There are proven tactics that will help prioritise wellbeing in your organisation. An important first step is gathering evidence. Being able to demonstrate the financial impact of sickness, recruitment, and the lost productivity caused by poor wellbeing is an excellent way to focus the minds of leaders. Coupling this with personal stories from employees adds further impact.

When handled and used well, employee networks can improve the quantity and quality of honest feedback you receive. People are more likely to agree with or support a view than to put it forward themselves, and networks give people the freedom and safety to do this.

Training line managers helps them not only recognise burnout amongst their subordinates, but also to recognise their own role in causing burnout. This is particularly important for leaders several steps up the pyramid, who are unlikely to receive direct feedback on how their actions and demands ripple down through the workforce.

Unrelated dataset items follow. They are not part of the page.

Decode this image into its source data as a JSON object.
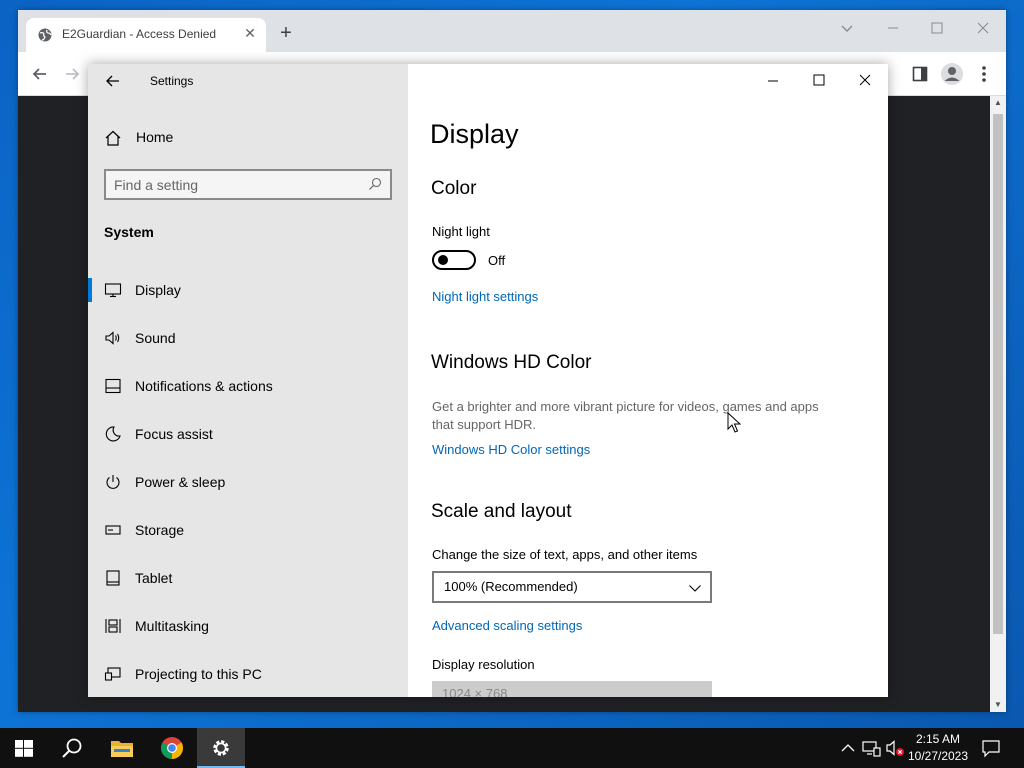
{
  "browser": {
    "tab_title": "E2Guardian - Access Denied",
    "tab_close": "✕",
    "new_tab": "+"
  },
  "settings": {
    "window_title": "Settings",
    "home_label": "Home",
    "search_placeholder": "Find a setting",
    "section_header": "System",
    "nav_items": [
      {
        "label": "Display",
        "icon": "monitor-icon",
        "active": true
      },
      {
        "label": "Sound",
        "icon": "speaker-icon"
      },
      {
        "label": "Notifications & actions",
        "icon": "notifications-icon"
      },
      {
        "label": "Focus assist",
        "icon": "moon-icon"
      },
      {
        "label": "Power & sleep",
        "icon": "power-icon"
      },
      {
        "label": "Storage",
        "icon": "storage-icon"
      },
      {
        "label": "Tablet",
        "icon": "tablet-icon"
      },
      {
        "label": "Multitasking",
        "icon": "multitasking-icon"
      },
      {
        "label": "Projecting to this PC",
        "icon": "projector-icon"
      }
    ],
    "content": {
      "page_title": "Display",
      "color_heading": "Color",
      "night_light_label": "Night light",
      "night_light_state": "Off",
      "night_light_on": false,
      "night_light_settings_link": "Night light settings",
      "hd_color_heading": "Windows HD Color",
      "hd_color_desc_line1": "Get a brighter and more vibrant picture for videos, games and apps",
      "hd_color_desc_line2": "that support HDR.",
      "hd_color_link": "Windows HD Color settings",
      "scale_heading": "Scale and layout",
      "scale_label": "Change the size of text, apps, and other items",
      "scale_value": "100% (Recommended)",
      "advanced_scaling_link": "Advanced scaling settings",
      "resolution_label": "Display resolution",
      "resolution_value": "1024 × 768"
    }
  },
  "taskbar": {
    "time": "2:15 AM",
    "date": "10/27/2023"
  },
  "colors": {
    "accent": "#0078d7",
    "link": "#0067b8",
    "sidebar_bg": "#e6e6e6",
    "taskbar_bg": "#101010"
  }
}
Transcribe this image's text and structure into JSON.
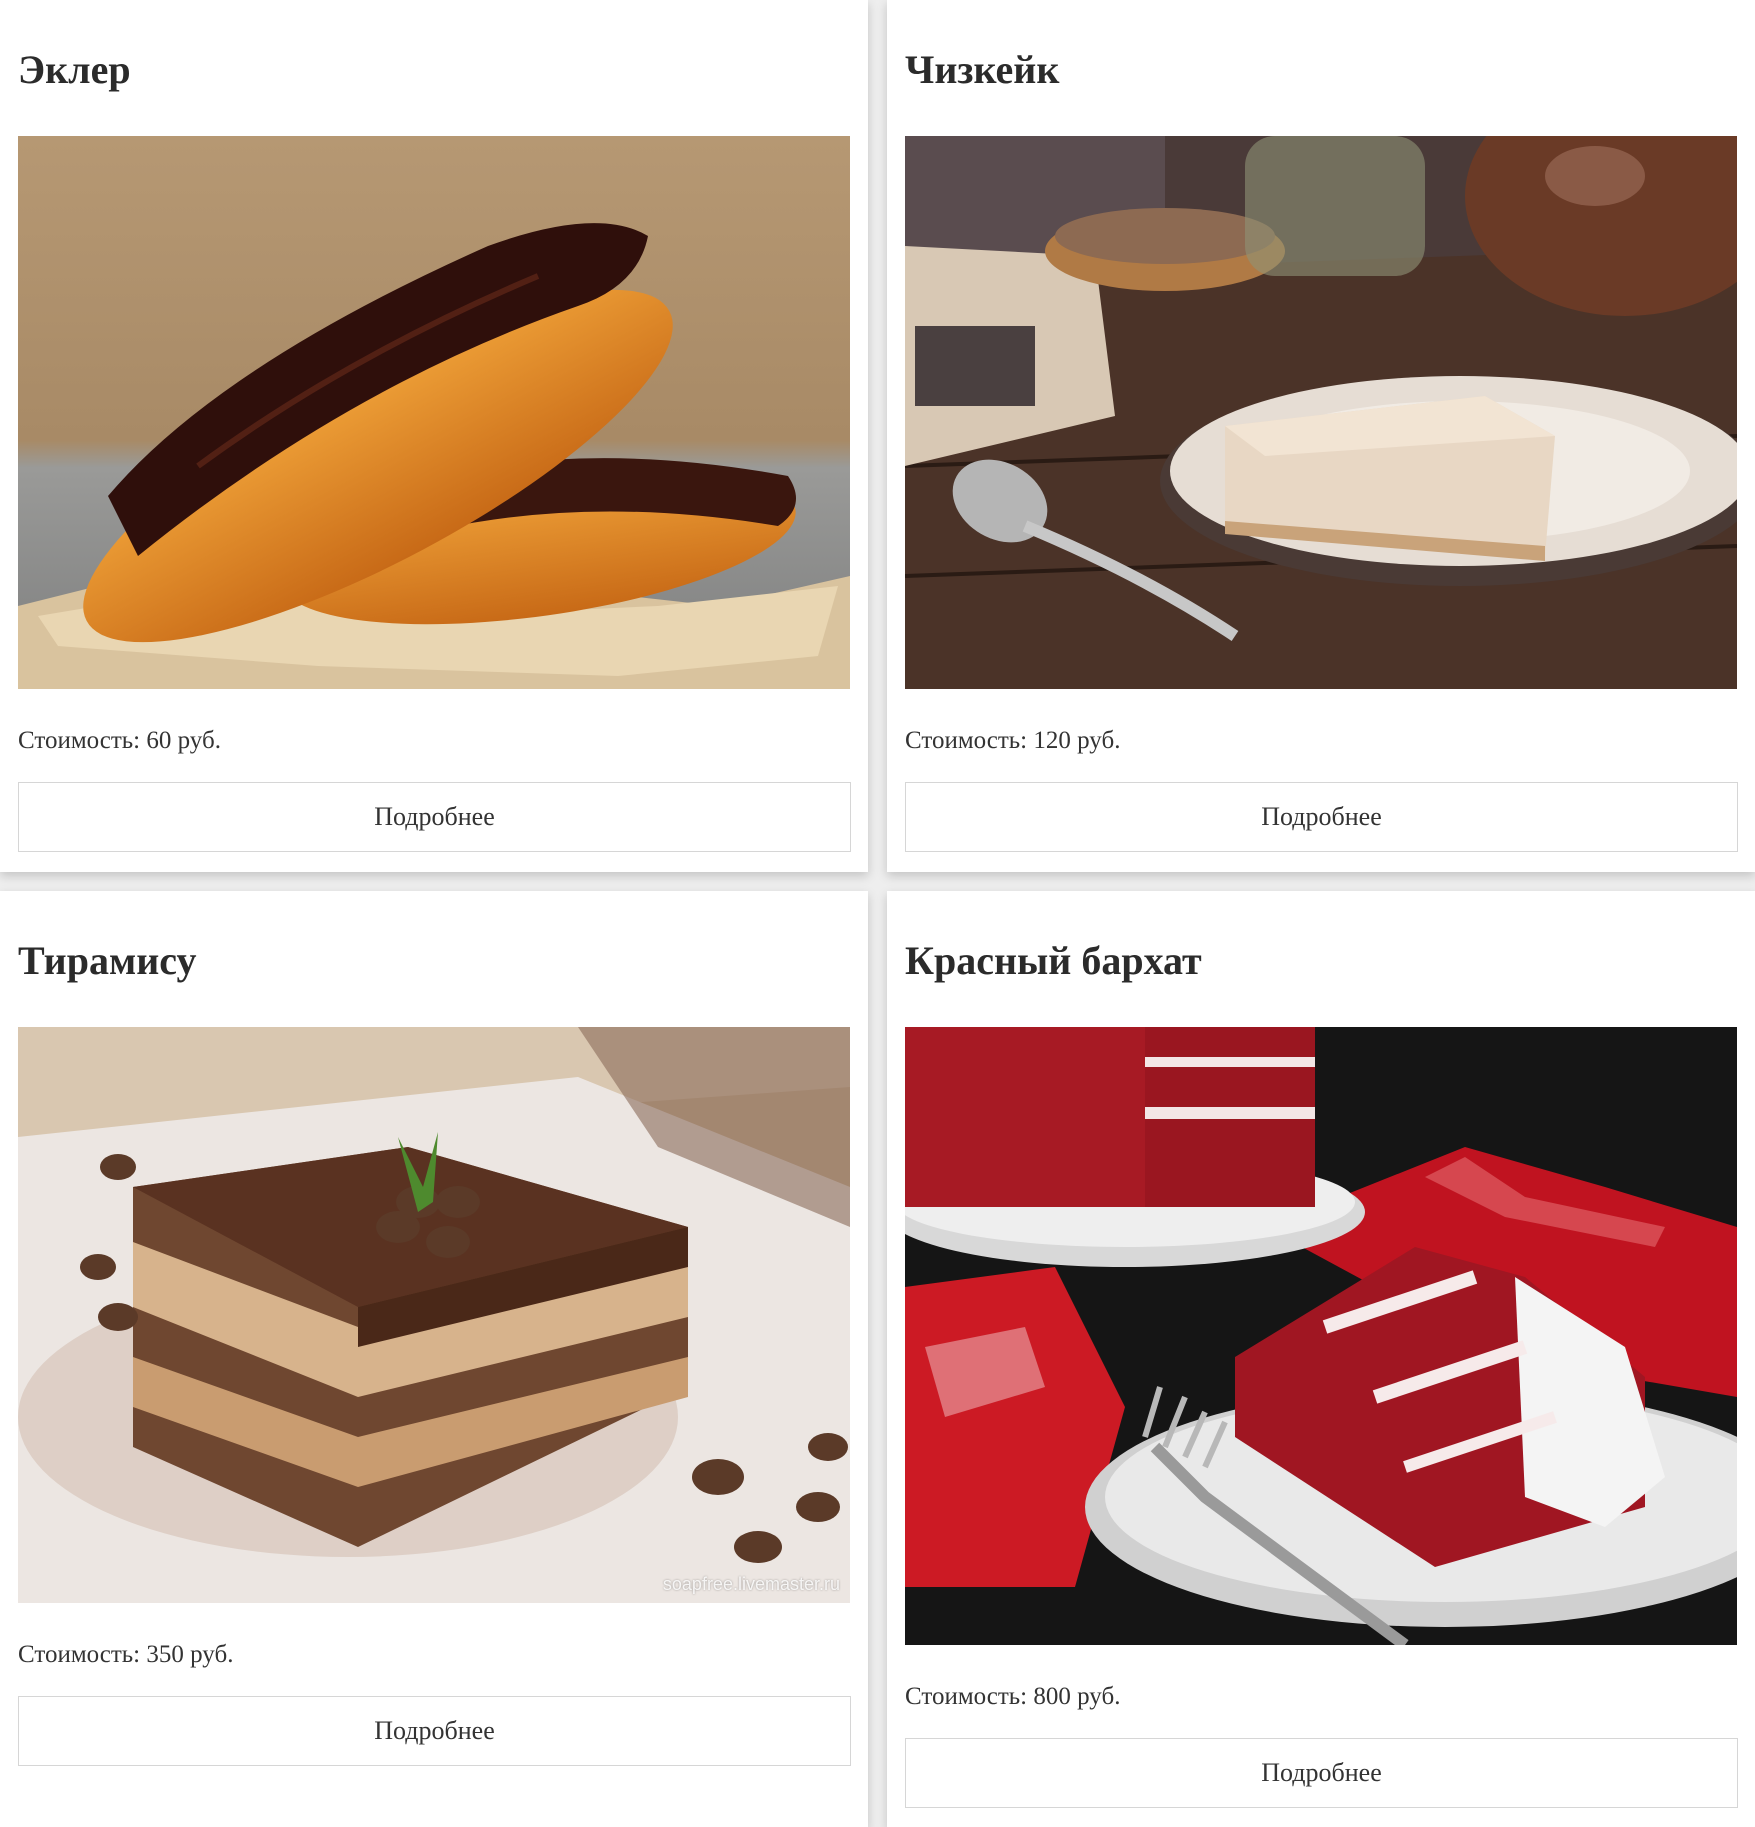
{
  "products": [
    {
      "title": "Эклер",
      "image": "eclair-photo",
      "price": "Стоимость: 60 руб.",
      "button": "Подробнее"
    },
    {
      "title": "Чизкейк",
      "image": "cheesecake-photo",
      "price": "Стоимость: 120 руб.",
      "button": "Подробнее"
    },
    {
      "title": "Тирамису",
      "image": "tiramisu-photo",
      "price": "Стоимость: 350 руб.",
      "button": "Подробнее",
      "watermark": "soapfree.livemaster.ru"
    },
    {
      "title": "Красный бархат",
      "image": "red-velvet-photo",
      "price": "Стоимость: 800 руб.",
      "button": "Подробнее"
    }
  ]
}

However, the most powerful intervention of all may be to build an environment of psychological safety. Where employees feel able to speak openly, share concerns and have those concerns legitimately addressed without fear of reprisal or backlash, workplaces can begin to identify and resolve the root causes of burnout. This requires organisations to move beyond mere lip-service and actively demonstrate their commitment to employee wellbeing through actions, not just words.

Only by empowering individuals at all levels to raise issues, question unhealthy practices, and feel heard can the insidious culture that normalises and even valorises burnout truly start to shift. Stamping out the systemic factors enabling this toxic culture may be a long process, but it is one that organisations must undertake if they hope to cultivate sustainable, mentally healthy workforces who thrive, rather than merely survive.